Rutherford stood for the Hurunui seat in the General Assembly in 1902 as a Liberal, mainly in the hope of obtaining better roads and a bridge across the Waiau River. Premier Richard Seddon endorsed him in preference to George Forbes, who also stood as a Liberal candidate and polled fourth. Rutherford had overwhelming majorities in both the 1902 and 1905 elections.
He found himself in a difficult position in the Liberal caucus. He strongly favoured the optional system whereby land leased from the Crown could be freeholded, while many in the party were in favour of the retention of much Crown land by allowing only leasehold tenure. He also strongly favoured free trade: it would cheapen farm supplies and lessen farmers' dependence on towns. The radical proposal for a single tax on land, aimed partly at breaking up large estates, was, naturally, opposed by Rutherford.
When in 1904 and 1905 a small group of radicals tried to force Seddon to appoint one of their number to cabinet, Rutherford became one of the chief organisers of a country party aimed at checking their influence. He threatened to join the opposition if Seddon agreed to their demands. The resistance of Rutherford and other freeholders forced Seddon's successor, Sir Joseph Ward, to drop his Land Bill in 1906.
In spite of his general conservatism, Rutherford championed the underdog, supported the preservation of birds and the environment and believed that all trades and professions should be open to women. He was regarded as a parliamentary authority on agricultural and pastoral matters and performed useful work in the relevant committees. Physically dominant (he was six feet three inches tall), he was 'a cheery optimist who under the guise of pleasant raillery, [said] the most incisively cutting things'.

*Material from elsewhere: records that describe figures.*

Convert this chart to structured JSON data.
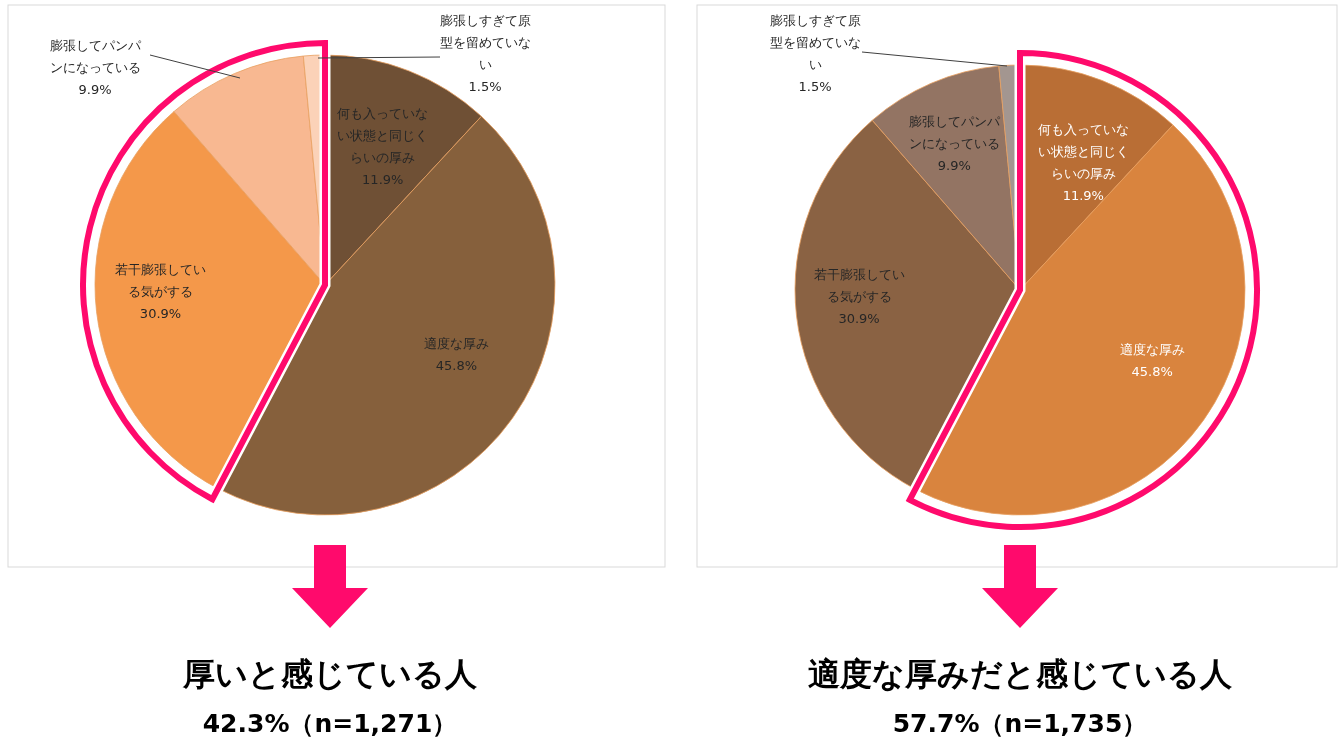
{
  "chart_data": [
    {
      "type": "pie",
      "categories": [
        "何も入っていない状態と同じくらいの厚み",
        "適度な厚み",
        "若干膨張している気がする",
        "膨張してパンパンになっている",
        "膨張しすぎて原型を留めていない"
      ],
      "values": [
        11.9,
        45.8,
        30.9,
        9.9,
        1.5
      ],
      "colors": [
        "#6f5035",
        "#86603c",
        "#f4984a",
        "#f8b891",
        "#fbd2b8"
      ],
      "value_labels": [
        "11.9%",
        "45.8%",
        "30.9%",
        "9.9%",
        "1.5%"
      ],
      "annotations": [
        "厚いと感じている人",
        "42.3%（n=1,271）"
      ]
    },
    {
      "type": "pie",
      "categories": [
        "何も入っていない状態と同じくらいの厚み",
        "適度な厚み",
        "若干膨張している気がする",
        "膨張してパンパンになっている",
        "膨張しすぎて原型を留めていない"
      ],
      "values": [
        11.9,
        45.8,
        30.9,
        9.9,
        1.5
      ],
      "colors": [
        "#b96e35",
        "#d9843e",
        "#8a6243",
        "#937463",
        "#a39690"
      ],
      "value_labels": [
        "11.9%",
        "45.8%",
        "30.9%",
        "9.9%",
        "1.5%"
      ],
      "annotations": [
        "適度な厚みだと感じている人",
        "57.7%（n=1,735）"
      ]
    }
  ]
}
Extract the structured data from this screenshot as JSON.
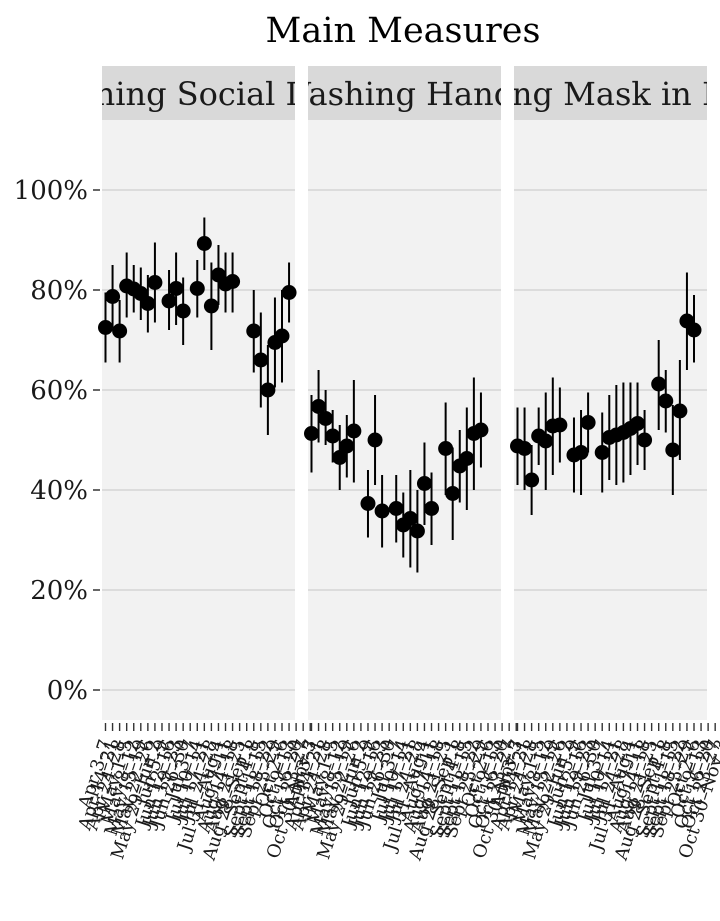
{
  "chart_data": {
    "type": "scatter",
    "title": "Main Measures",
    "xlabel": "",
    "ylabel": "",
    "ylim": [
      -0.06,
      1.14
    ],
    "y_ticks": [
      0,
      0.2,
      0.4,
      0.6,
      0.8,
      1.0
    ],
    "y_tick_labels": [
      "0%",
      "20%",
      "40%",
      "60%",
      "80%",
      "100%"
    ],
    "grid": true,
    "legend": "none",
    "error_bars": true,
    "colors": {
      "panel_bg": "#f2f2f2",
      "strip_bg": "#d9d9d9",
      "grid": "#d4d4d4",
      "points": "#000000"
    },
    "x_labels": [
      "Apr 3–7",
      "Apr 14–21",
      "Apr 24–28",
      "May 1–5",
      "May 8–12",
      "May 15–19",
      "May 22–26",
      "May 29–Jun 2",
      "Jun 5–9",
      "Jun 12–16",
      "Jun 19–23",
      "Jun 26–30",
      "Jul 3–7",
      "Jul 10–14",
      "Jul 17–21",
      "Jul 24–28",
      "Jul 31–Aug 4",
      "Aug 7–11",
      "Aug 14–18",
      "Aug 21–25",
      "Aug 28–Sep 1",
      "Sept 4–8",
      "Sept 11–15",
      "Sept 18–22",
      "Sept 25–29",
      "Oct 2–6",
      "Oct 9–13",
      "Oct 16–20",
      "Oct 23–27",
      "Oct 30–Nov 3"
    ],
    "panels": [
      {
        "name": "Maintaining Social Distance",
        "points": [
          {
            "x": 0,
            "y": 0.725,
            "lo": 0.655,
            "hi": 0.795
          },
          {
            "x": 1,
            "y": 0.787,
            "lo": 0.725,
            "hi": 0.85
          },
          {
            "x": 2,
            "y": 0.718,
            "lo": 0.655,
            "hi": 0.78
          },
          {
            "x": 3,
            "y": 0.808,
            "lo": 0.745,
            "hi": 0.875
          },
          {
            "x": 4,
            "y": 0.802,
            "lo": 0.755,
            "hi": 0.85
          },
          {
            "x": 5,
            "y": 0.793,
            "lo": 0.74,
            "hi": 0.845
          },
          {
            "x": 6,
            "y": 0.773,
            "lo": 0.715,
            "hi": 0.83
          },
          {
            "x": 7,
            "y": 0.815,
            "lo": 0.735,
            "hi": 0.895
          },
          {
            "x": 9,
            "y": 0.778,
            "lo": 0.72,
            "hi": 0.84
          },
          {
            "x": 10,
            "y": 0.803,
            "lo": 0.73,
            "hi": 0.875
          },
          {
            "x": 11,
            "y": 0.758,
            "lo": 0.69,
            "hi": 0.825
          },
          {
            "x": 13,
            "y": 0.803,
            "lo": 0.745,
            "hi": 0.86
          },
          {
            "x": 14,
            "y": 0.893,
            "lo": 0.84,
            "hi": 0.945
          },
          {
            "x": 15,
            "y": 0.768,
            "lo": 0.68,
            "hi": 0.855
          },
          {
            "x": 16,
            "y": 0.83,
            "lo": 0.77,
            "hi": 0.89
          },
          {
            "x": 17,
            "y": 0.812,
            "lo": 0.755,
            "hi": 0.875
          },
          {
            "x": 18,
            "y": 0.817,
            "lo": 0.755,
            "hi": 0.875
          },
          {
            "x": 21,
            "y": 0.718,
            "lo": 0.635,
            "hi": 0.8
          },
          {
            "x": 22,
            "y": 0.66,
            "lo": 0.565,
            "hi": 0.755
          },
          {
            "x": 23,
            "y": 0.6,
            "lo": 0.51,
            "hi": 0.69
          },
          {
            "x": 24,
            "y": 0.695,
            "lo": 0.605,
            "hi": 0.785
          },
          {
            "x": 25,
            "y": 0.708,
            "lo": 0.615,
            "hi": 0.8
          },
          {
            "x": 26,
            "y": 0.795,
            "lo": 0.735,
            "hi": 0.855
          }
        ]
      },
      {
        "name": "Washing Hands",
        "points": [
          {
            "x": 0,
            "y": 0.513,
            "lo": 0.435,
            "hi": 0.59
          },
          {
            "x": 1,
            "y": 0.567,
            "lo": 0.495,
            "hi": 0.64
          },
          {
            "x": 2,
            "y": 0.543,
            "lo": 0.49,
            "hi": 0.6
          },
          {
            "x": 3,
            "y": 0.508,
            "lo": 0.455,
            "hi": 0.56
          },
          {
            "x": 4,
            "y": 0.465,
            "lo": 0.4,
            "hi": 0.53
          },
          {
            "x": 5,
            "y": 0.488,
            "lo": 0.425,
            "hi": 0.55
          },
          {
            "x": 6,
            "y": 0.518,
            "lo": 0.415,
            "hi": 0.62
          },
          {
            "x": 8,
            "y": 0.373,
            "lo": 0.305,
            "hi": 0.44
          },
          {
            "x": 9,
            "y": 0.5,
            "lo": 0.41,
            "hi": 0.59
          },
          {
            "x": 10,
            "y": 0.358,
            "lo": 0.285,
            "hi": 0.43
          },
          {
            "x": 12,
            "y": 0.363,
            "lo": 0.295,
            "hi": 0.43
          },
          {
            "x": 13,
            "y": 0.33,
            "lo": 0.265,
            "hi": 0.395
          },
          {
            "x": 14,
            "y": 0.343,
            "lo": 0.245,
            "hi": 0.44
          },
          {
            "x": 15,
            "y": 0.318,
            "lo": 0.235,
            "hi": 0.4
          },
          {
            "x": 16,
            "y": 0.413,
            "lo": 0.33,
            "hi": 0.495
          },
          {
            "x": 17,
            "y": 0.363,
            "lo": 0.29,
            "hi": 0.435
          },
          {
            "x": 19,
            "y": 0.483,
            "lo": 0.39,
            "hi": 0.575
          },
          {
            "x": 20,
            "y": 0.393,
            "lo": 0.3,
            "hi": 0.485
          },
          {
            "x": 21,
            "y": 0.448,
            "lo": 0.375,
            "hi": 0.52
          },
          {
            "x": 22,
            "y": 0.463,
            "lo": 0.36,
            "hi": 0.565
          },
          {
            "x": 23,
            "y": 0.513,
            "lo": 0.4,
            "hi": 0.625
          },
          {
            "x": 24,
            "y": 0.52,
            "lo": 0.445,
            "hi": 0.595
          }
        ]
      },
      {
        "name": "Wearing Mask in Public",
        "points": [
          {
            "x": 0,
            "y": 0.488,
            "lo": 0.41,
            "hi": 0.565
          },
          {
            "x": 1,
            "y": 0.483,
            "lo": 0.4,
            "hi": 0.565
          },
          {
            "x": 2,
            "y": 0.42,
            "lo": 0.35,
            "hi": 0.49
          },
          {
            "x": 3,
            "y": 0.508,
            "lo": 0.45,
            "hi": 0.565
          },
          {
            "x": 4,
            "y": 0.498,
            "lo": 0.4,
            "hi": 0.595
          },
          {
            "x": 5,
            "y": 0.528,
            "lo": 0.43,
            "hi": 0.625
          },
          {
            "x": 6,
            "y": 0.53,
            "lo": 0.455,
            "hi": 0.605
          },
          {
            "x": 8,
            "y": 0.47,
            "lo": 0.395,
            "hi": 0.545
          },
          {
            "x": 9,
            "y": 0.475,
            "lo": 0.39,
            "hi": 0.56
          },
          {
            "x": 10,
            "y": 0.535,
            "lo": 0.475,
            "hi": 0.595
          },
          {
            "x": 12,
            "y": 0.475,
            "lo": 0.395,
            "hi": 0.555
          },
          {
            "x": 13,
            "y": 0.505,
            "lo": 0.42,
            "hi": 0.59
          },
          {
            "x": 14,
            "y": 0.51,
            "lo": 0.41,
            "hi": 0.61
          },
          {
            "x": 15,
            "y": 0.515,
            "lo": 0.415,
            "hi": 0.615
          },
          {
            "x": 16,
            "y": 0.523,
            "lo": 0.43,
            "hi": 0.615
          },
          {
            "x": 17,
            "y": 0.533,
            "lo": 0.45,
            "hi": 0.615
          },
          {
            "x": 18,
            "y": 0.5,
            "lo": 0.44,
            "hi": 0.56
          },
          {
            "x": 20,
            "y": 0.612,
            "lo": 0.52,
            "hi": 0.7
          },
          {
            "x": 21,
            "y": 0.578,
            "lo": 0.515,
            "hi": 0.64
          },
          {
            "x": 22,
            "y": 0.48,
            "lo": 0.39,
            "hi": 0.57
          },
          {
            "x": 23,
            "y": 0.558,
            "lo": 0.46,
            "hi": 0.66
          },
          {
            "x": 24,
            "y": 0.738,
            "lo": 0.64,
            "hi": 0.835
          },
          {
            "x": 25,
            "y": 0.72,
            "lo": 0.655,
            "hi": 0.79
          }
        ]
      }
    ]
  }
}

Rutherford retired from politics in 1908. In 1910 he took his wife and three unmarried daughters on a world tour, and his experiences, written as articles for the Christchurch Press, were published as The impressions of a New Zealand pastoralist on tour.
Andrew Rutherford died of influenza in Christchurch on 11 November 1918 and was buried in the Waiau cemetery. His death was the occasion of generous tributes from Prime Minister William Massey (a personal friend) and Joseph Ward. Emily Rutherford survived her husband, eventually retiring to Kaikoura. She died on 26 January 1955 and was buried with her husband.